Russian President Vladimir Putin has visited the occupied port city of Mariupol, Russian state news agencies reported Sunday, his first trip to the Ukrainian territory that Moscow illegally annexed in September.
Earlier, on Saturday, Putin travelled to Crimea, a short distance southwest of Mariupol, to mark the ninth anniversary of the Black Sea peninsula’s annexation from Ukraine.
Mariupol became a worldwide symbol of defiance after outgunned and outmanned Ukrainian forces held out in a steel mill there for nearly three months before Moscow finally took control of it in May.
Putin chats with locals
The visits, during which he was shown chatting with local residents in Mariupol and visiting an art school and a children’s centre in Crimea, were a show of defiance by the Russian leader two days after a court issued a warrant for his arrest on war crimes charges. Putin has not commented on the arrest warrant, which deepened his international isolation despite the unlikelihood of him facing trial anytime soon.
The trip also came ahead of a planned visit to Moscow by Chinese President Xi Jinping this week, expected to provide a major diplomatic boost to Putin in his confrontation with the West.

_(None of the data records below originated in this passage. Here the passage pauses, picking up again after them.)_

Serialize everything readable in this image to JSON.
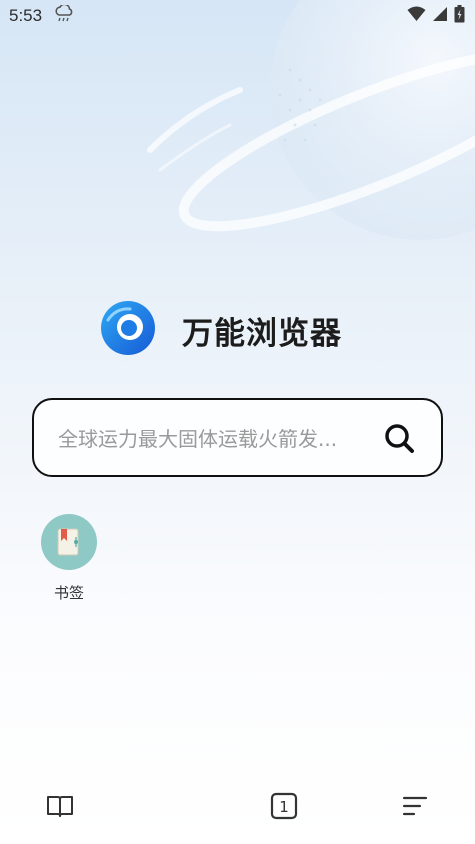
{
  "status_bar": {
    "time": "5:53",
    "weather_icon": "cloud-rain-icon",
    "icons": [
      "wifi-icon",
      "signal-icon",
      "battery-icon"
    ]
  },
  "app": {
    "title": "万能浏览器",
    "logo_icon": "browser-logo-icon"
  },
  "search": {
    "placeholder": "全球运力最大固体运载火箭发...",
    "button_icon": "search-icon"
  },
  "shortcuts": [
    {
      "label": "书签",
      "icon": "bookmark-book-icon",
      "color": "#8ec9c6"
    }
  ],
  "bottom_bar": {
    "bookmarks_icon": "book-icon",
    "tab_count": "1",
    "menu_icon": "menu-icon"
  },
  "colors": {
    "logo_blue": "#1e6fe0",
    "shortcut_bg": "#8ec9c6",
    "search_border": "#111111",
    "placeholder": "#9a9a9a"
  }
}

Putin arrived in Mariupol by helicopter and then drove himself around the city’s “memorial sites,” concert hall and coastline, Russian news reports said, without specifying exactly when the visit took place. They said Putin also met with local residents in the city’s Nevskyi district.
Govt hoped to finish reconstruction of town by end of year
Speaking to the state RIA agency Sunday, Russian Deputy Prime Minister Marat Khusnulin made clear that Russia was in Mariupol to stay. He said the government hoped to finish the reconstruction of its blasted downtown by the end of the year.
“People have started to return. When they saw that reconstruction is underway, people started actively returning,” Khusnulin told RIA.
When Moscow fully captured the city in May, an estimated 100,000 people remained out of a prewar population of 450,000. Many were trapped without food, water, heat or electricity. Relentless bombardment left rows upon rows of shattered or hollowed-out buildings.
Mariupol’s plight first came into focus with a Russian airstrike on a maternity hospital on March 9 last year, less than two weeks after Russian troops moved into Ukraine. A week later, about 300 people were reported killed in the bombing of a theatre that was serving as the city’s largest bomb shelter. Evidence obtained by the AP last spring suggested that the real death toll could be closer to 600.